The dollar is stuck at the lows it reached on Wednesday on a cocktail of persistent political turmoil and caution from the Federal Reserve.

The dollar index, which tracks the currency’s value against a basket of peers, stumbled by 0.6 per cent from its peak yesterday, and it has edged a little lower again in early European trade, leaving it at 93.44. The decline chips away at what has been a rare bright spot for the buck.

The minutes of the latest Fed meeting, released on Wednesday, shows that some policymakers were prepared to announce a start date for the US central bank’s unwind of its crisis-era economic stimulus last month, but they were outnumbered by those who preferred to wait.

Differences of opinion on when to begin the shrinking of the Fed’s balance sheet, together with growing concern among some policymakers over low inflation, bolster the case against quick tightening.

Daiwa says the minutes were “arguably more noteworthy than usual”:

Perhaps surprisingly the minutes noted that “several” officials were already last month happy to announce the start date for adjusting the reinvestment policy.
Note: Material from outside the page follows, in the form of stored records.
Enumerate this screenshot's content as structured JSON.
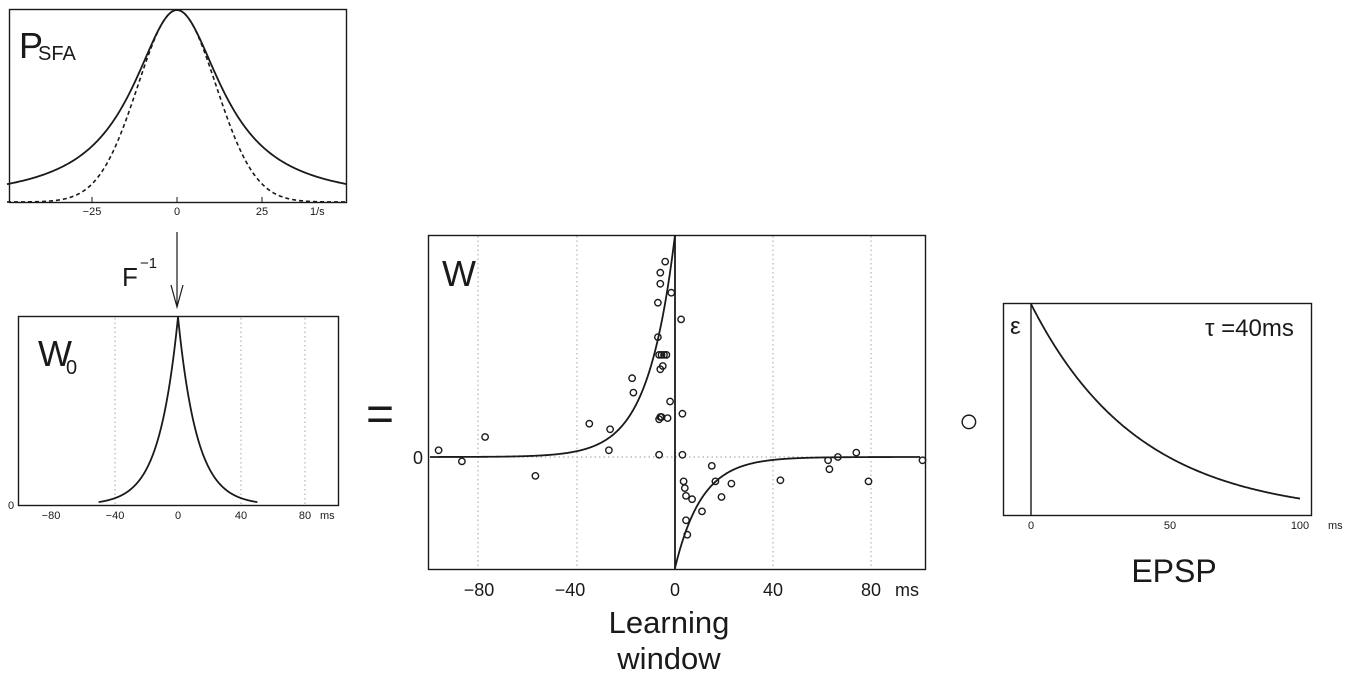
{
  "panels": {
    "psfa": {
      "label_main": "P",
      "label_sub": "SFA",
      "ticks": [
        "−25",
        "0",
        "25"
      ],
      "unit": "1/s"
    },
    "arrow": {
      "label": "F",
      "superscript": "−1"
    },
    "w0": {
      "label_main": "W",
      "label_sub": "0",
      "ticks": [
        "−80",
        "−40",
        "0",
        "40",
        "80"
      ],
      "unit": "ms",
      "y_zero": "0"
    },
    "equals": "=",
    "w": {
      "label": "W",
      "ticks": [
        "−80",
        "−40",
        "0",
        "40",
        "80"
      ],
      "unit": "ms",
      "y_zero": "0",
      "xlabel_line1": "Learning",
      "xlabel_line2": "window"
    },
    "conv": "○",
    "epsp": {
      "label": "ε",
      "tau": "τ =40ms",
      "ticks": [
        "0",
        "50",
        "100"
      ],
      "unit": "ms",
      "title": "EPSP"
    }
  },
  "chart_data": [
    {
      "type": "line",
      "panel": "psfa",
      "xlim": [
        -50,
        50
      ],
      "xticks": [
        -25,
        0,
        25
      ],
      "xunit": "1/s",
      "series": [
        {
          "style": "solid",
          "shape": "lorentzian",
          "peak_x": 0,
          "half_width": 16
        },
        {
          "style": "dashed",
          "shape": "gaussian",
          "peak_x": 0,
          "sigma": 11.5
        }
      ],
      "grid": false
    },
    {
      "type": "line",
      "panel": "w0",
      "xlim": [
        -100,
        100
      ],
      "xticks": [
        -80,
        -40,
        0,
        40,
        80
      ],
      "xunit": "ms",
      "series": [
        {
          "style": "solid",
          "shape": "double-exponential",
          "peak_x": 0,
          "tau_ms": 12
        }
      ],
      "grid": true
    },
    {
      "type": "scatter",
      "panel": "w",
      "xlim": [
        -100,
        100
      ],
      "ylim": [
        -1,
        2
      ],
      "xticks": [
        -80,
        -40,
        0,
        40,
        80
      ],
      "xunit": "ms",
      "fit": [
        {
          "range": "t<0",
          "amplitude": 2.0,
          "tau_ms": 11
        },
        {
          "range": "t>0",
          "amplitude": -1.0,
          "tau_ms": 11
        }
      ],
      "points": [
        [
          -96.5,
          0.06
        ],
        [
          -87,
          -0.04
        ],
        [
          -77.5,
          0.18
        ],
        [
          -57,
          -0.17
        ],
        [
          -35,
          0.3
        ],
        [
          -26.5,
          0.25
        ],
        [
          -27,
          0.06
        ],
        [
          -17.5,
          0.71
        ],
        [
          -17,
          0.58
        ],
        [
          -7,
          1.08
        ],
        [
          -7,
          1.39
        ],
        [
          -6,
          1.56
        ],
        [
          -6,
          1.66
        ],
        [
          -4,
          1.76
        ],
        [
          -1.5,
          1.48
        ],
        [
          -6.5,
          0.92
        ],
        [
          -5.5,
          0.92
        ],
        [
          -3.5,
          0.92
        ],
        [
          -6,
          0.79
        ],
        [
          -5,
          0.82
        ],
        [
          -4.5,
          0.92
        ],
        [
          -2,
          0.5
        ],
        [
          -3,
          0.35
        ],
        [
          -5.5,
          0.36
        ],
        [
          -6,
          0.36
        ],
        [
          -6.5,
          0.34
        ],
        [
          -6.5,
          0.02
        ],
        [
          2.5,
          1.24
        ],
        [
          3,
          0.39
        ],
        [
          3,
          0.02
        ],
        [
          3.5,
          -0.22
        ],
        [
          4,
          -0.28
        ],
        [
          4.5,
          -0.35
        ],
        [
          4.5,
          -0.57
        ],
        [
          5,
          -0.7
        ],
        [
          7,
          -0.38
        ],
        [
          11,
          -0.49
        ],
        [
          15,
          -0.08
        ],
        [
          16.5,
          -0.22
        ],
        [
          19,
          -0.36
        ],
        [
          23,
          -0.24
        ],
        [
          43,
          -0.21
        ],
        [
          62.5,
          -0.03
        ],
        [
          63,
          -0.11
        ],
        [
          66.5,
          0.0
        ],
        [
          74,
          0.04
        ],
        [
          79,
          -0.22
        ],
        [
          101,
          -0.03
        ]
      ],
      "grid": true
    },
    {
      "type": "line",
      "panel": "epsp",
      "xlim": [
        -12,
        100
      ],
      "xticks": [
        0,
        50,
        100
      ],
      "xunit": "ms",
      "series": [
        {
          "style": "solid",
          "shape": "exponential-decay",
          "onset_ms": 0,
          "tau_ms": 40
        }
      ],
      "grid": false
    }
  ]
}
So, while most preferred to delay for a while, we should expect the FOMC to announce a start date for normalisation following the next meeting on 19-20 September, with kick-off in Q4 – subject to issues related to the debt ceiling being resolved – most likely.

However, from the markets’ perspective, what yesterday’s minutes had to suggest about the Fed’s heightening concerns about persistent sub-target inflation were most notable, and those concerns will not have dissipated after last week’s further downside surprise to CPI. For as long as that run persists, the FOMC will be in no hurry to raise rates.

Commerzbank, meanwhile, sees the scrapping of president Trump’s business councils as a drag on the buck:

The existence of these advisory teams had given rise to the hope that the US President would pursue pro-business politics. This hope has now faded somewhat. His now numerous targeted attacks on individual companies (most recently a large pharmaceutical company) instead gives the impression that he is abusing his position to interfere in the corporate decision making process. That of course would be anything but pro-business and therefore instead damaging for the US economy. That means it cannot be good news for the dollar.

At the same time the Fed is clearly not providing support for the US currency in this difficult time. On the contrary: the FOMC minutes yesterday illustrated as expected that the most contentious issue amongst the US central bankers is the development of inflation.